IDNA applications (was: RE: sharp s (Eszett))

Fri Mar 7 22:45:11 CET 2008

--On Friday, 07 March, 2008 13:03 -0800 Paul Hoffman
<phoffman at imc.org> wrote:

> Just to be clear: this is not just browsers. All applications
> that use IDNA2003 (mail programs, IM clients, and so on) will
> need to have the self-update property described above,
> assuming that we adopt the "mapping is done in the
> application" idea.

Paul,

One needs this even without the "mapping is done in the
application" rule.  

What requires it is getting rid of the rule that unassigned code
points are looked up.  Looking those code points up and having
that be stable across Unicode versions essentially requires the
assumption that no character will be added to Unicode in the
future that would have either a canonical or compatibility
composition or that it would be transformed by casemapping
(essentially that no more upper case characters would be added).
That requirement is untenable, as evidenced by both Erik's
Bactrian examples or the recent introduction of an upper-case
Eszett that was part of the beginning of this thread.

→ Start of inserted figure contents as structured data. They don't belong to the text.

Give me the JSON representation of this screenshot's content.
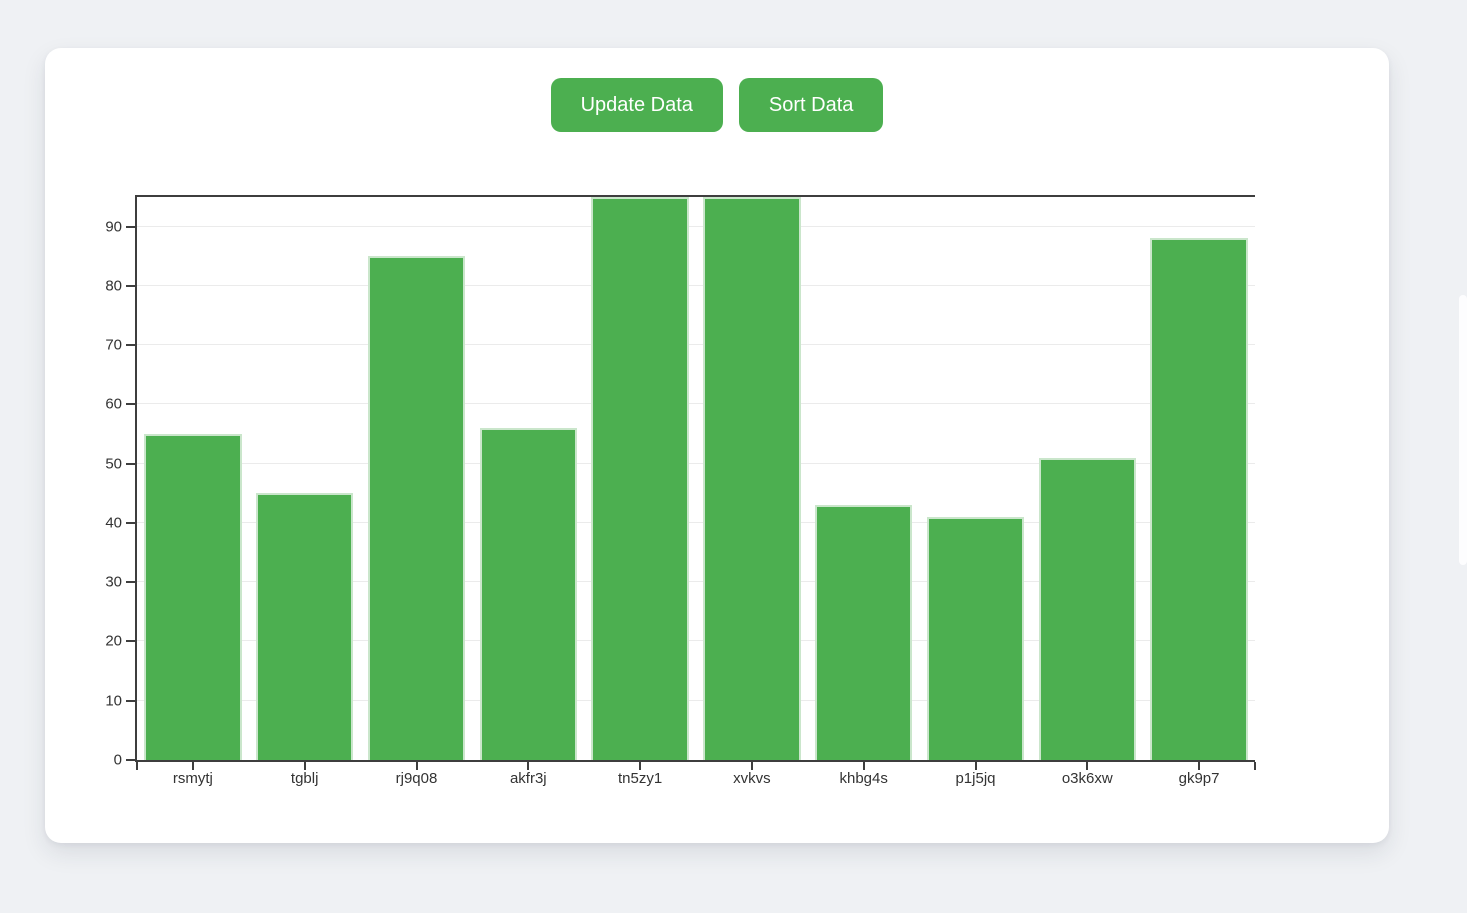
{
  "page": {
    "background_color": "#eff1f4",
    "card_background_color": "#ffffff"
  },
  "toolbar": {
    "update_button_label": "Update Data",
    "sort_button_label": "Sort Data",
    "button_color": "#4caf50",
    "button_text_color": "#ffffff"
  },
  "chart_data": {
    "type": "bar",
    "title": "",
    "xlabel": "",
    "ylabel": "",
    "categories": [
      "rsmytj",
      "tgblj",
      "rj9q08",
      "akfr3j",
      "tn5zy1",
      "xvkvs",
      "khbg4s",
      "p1j5jq",
      "o3k6xw",
      "gk9p7"
    ],
    "values": [
      55,
      45,
      85,
      56,
      95,
      95,
      43,
      41,
      51,
      88
    ],
    "ylim": [
      0,
      95
    ],
    "yticks": [
      0,
      10,
      20,
      30,
      40,
      50,
      60,
      70,
      80,
      90
    ],
    "grid": true,
    "legend": "none",
    "bar_color": "#4caf50",
    "bar_border_color": "#cae6cb",
    "axis_color": "#3e3e3e",
    "gridline_color": "#ebebeb",
    "tick_label_color": "#333333"
  }
}
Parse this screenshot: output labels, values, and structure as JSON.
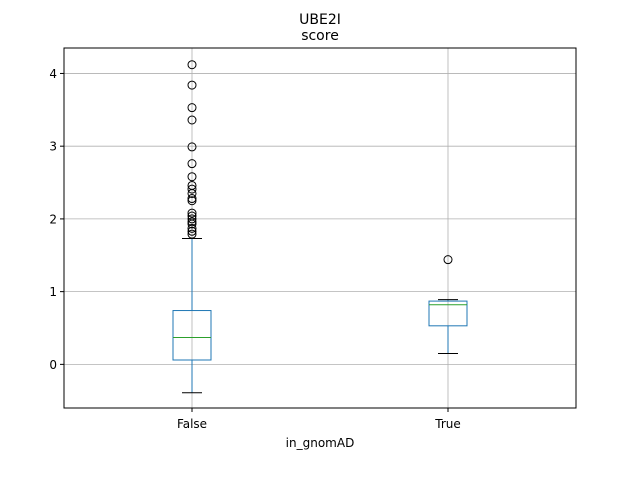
{
  "chart_data": {
    "type": "box",
    "title": "UBE2I",
    "subtitle": "score",
    "xlabel": "in_gnomAD",
    "ylabel": "",
    "ylim": [
      -0.6,
      4.35
    ],
    "yticks": [
      0,
      1,
      2,
      3,
      4
    ],
    "grid": true,
    "categories": [
      "False",
      "True"
    ],
    "boxes": [
      {
        "name": "False",
        "whisker_low": -0.39,
        "q1": 0.06,
        "median": 0.37,
        "q3": 0.74,
        "whisker_high": 1.73,
        "outliers": [
          4.12,
          3.84,
          3.53,
          3.36,
          2.99,
          2.76,
          2.58,
          2.46,
          2.41,
          2.35,
          2.28,
          2.25,
          2.08,
          2.04,
          2.0,
          1.96,
          1.93,
          1.87,
          1.83,
          1.79
        ]
      },
      {
        "name": "True",
        "whisker_low": 0.15,
        "q1": 0.53,
        "median": 0.82,
        "q3": 0.87,
        "whisker_high": 0.89,
        "outliers": [
          1.44
        ]
      }
    ],
    "colors": {
      "box": "#1f77b4",
      "median": "#2ca02c",
      "whisker_cap": "#000000",
      "grid": "#b0b0b0",
      "outlier_edge": "#000000"
    }
  }
}
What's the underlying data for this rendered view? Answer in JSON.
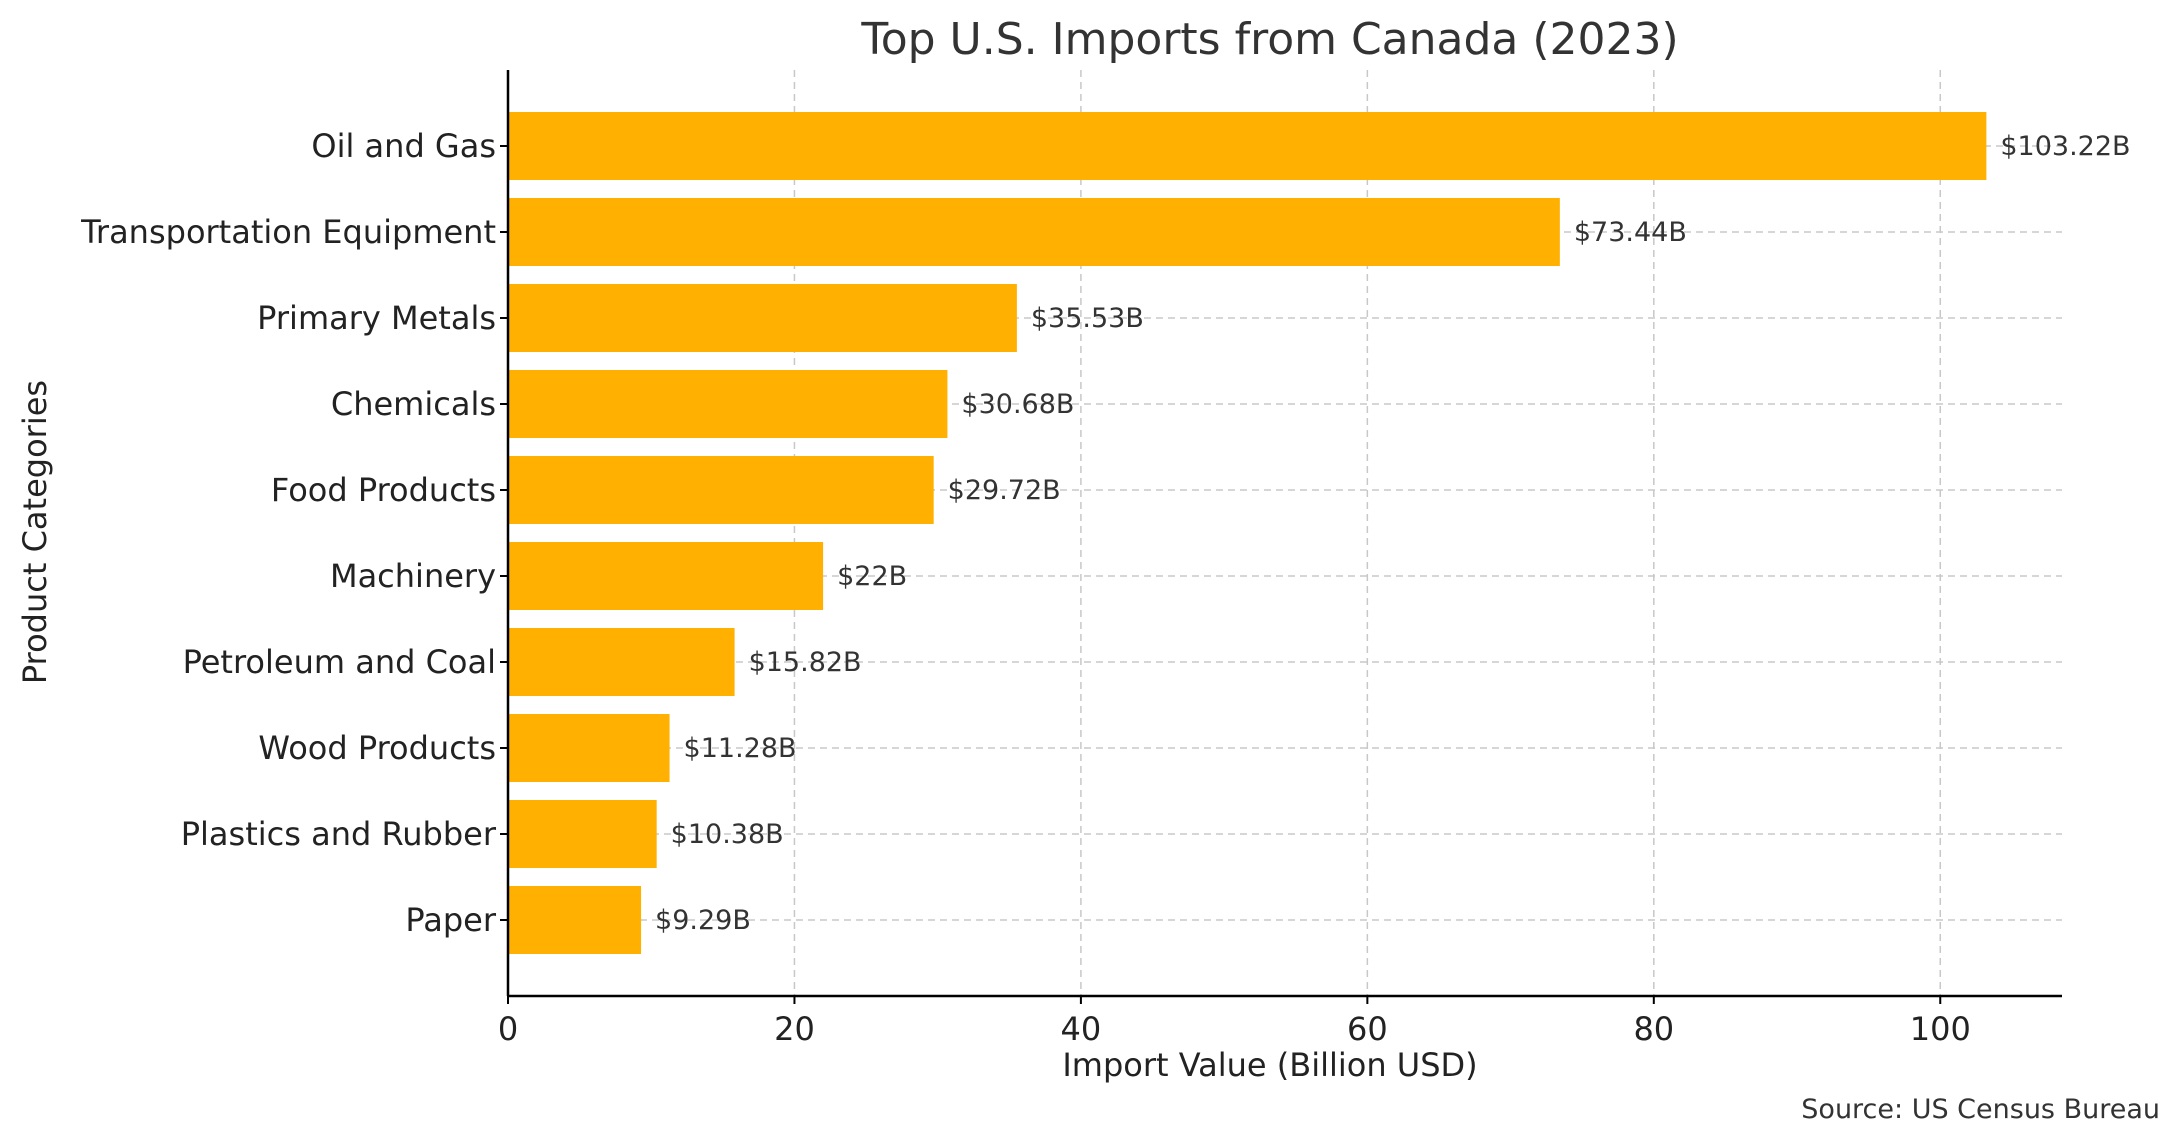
{
  "chart_data": {
    "type": "bar",
    "orientation": "horizontal",
    "title": "Top U.S. Imports from Canada (2023)",
    "xlabel": "Import Value (Billion USD)",
    "ylabel": "Product Categories",
    "categories": [
      "Oil and Gas",
      "Transportation Equipment",
      "Primary Metals",
      "Chemicals",
      "Food Products",
      "Machinery",
      "Petroleum and Coal",
      "Wood Products",
      "Plastics and Rubber",
      "Paper"
    ],
    "values": [
      103.22,
      73.44,
      35.53,
      30.68,
      29.72,
      22,
      15.82,
      11.28,
      10.38,
      9.29
    ],
    "data_labels": [
      "$103.22B",
      "$73.44B",
      "$35.53B",
      "$30.68B",
      "$29.72B",
      "$22B",
      "$15.82B",
      "$11.28B",
      "$10.38B",
      "$9.29B"
    ],
    "xlim": [
      0,
      108.5
    ],
    "xticks": [
      0,
      20,
      40,
      60,
      80,
      100
    ],
    "grid": true,
    "bar_color": "#FFB000",
    "source": "Source: US Census Bureau"
  }
}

As long as one permits looking up unassigned characters, all
three possible cases (other than "freeze at 3.2 forever") get us
into different types of trouble:

	* Simply upgrading Nameprep/ Stringprep to Unicode 5.0
	or 5.1 without making any of the other IDNA200X changes
	would create an ambiguity.  As I think Erik pointed out,
	an IDNA2003-conforming implementation would encode
	U+03F7 into Punycode as itself (as an unknown code
	point) and try to look it up, while an updated
	application would presumably casefold it to U+03F8 and
	look that up.

	* An IDNA200X-conforming implementation without the "no
	mappings" rule (i.e., with "look up unassigned code
	points" and with mappings similar to Stringprep) would
	behave exactly as above for U+03F7.  However, an
	implementation or standards model consistent with
	Unicode 5.0 would run into substantially the same
	problem when compared to Unicode 5.1 and the inclusion
	of upper-case Eszett with the latter.   Without looking
	up unassigned code points, the Unicode 5.0 version would
	be unable to access the code point that Unicode 5.1
	assigns to upper-case Eszett; once that code point was
	accessible (i.e., after upgrading to Unicode 5.1), it
	would casefold properly.

	* An IDNA200X-conforming implementation without mappings
	would reject U+03F7 entirely for Unicode 5.0 and 5.1 (no
	mappings) and would reject the codepoint for upper-case
	Eszett entirely for 5.1 (again, no mappings) but would
	also reject that codepoint for 5.0 because it was
	unassigned.

We have the "no mapping" rule in the proposed document because
we believe that it is much more clear for both end users and
registrants and because it appears to offer better stability in
the types of relationships above.   But explicit upgrading to
gain access to newly-coded characters under any scenario that
doesn't involve looking up unassigned code points.  And looking
up those code points, _especially_ if mapping is included in the
protocol, leads to inconsistent results.

     john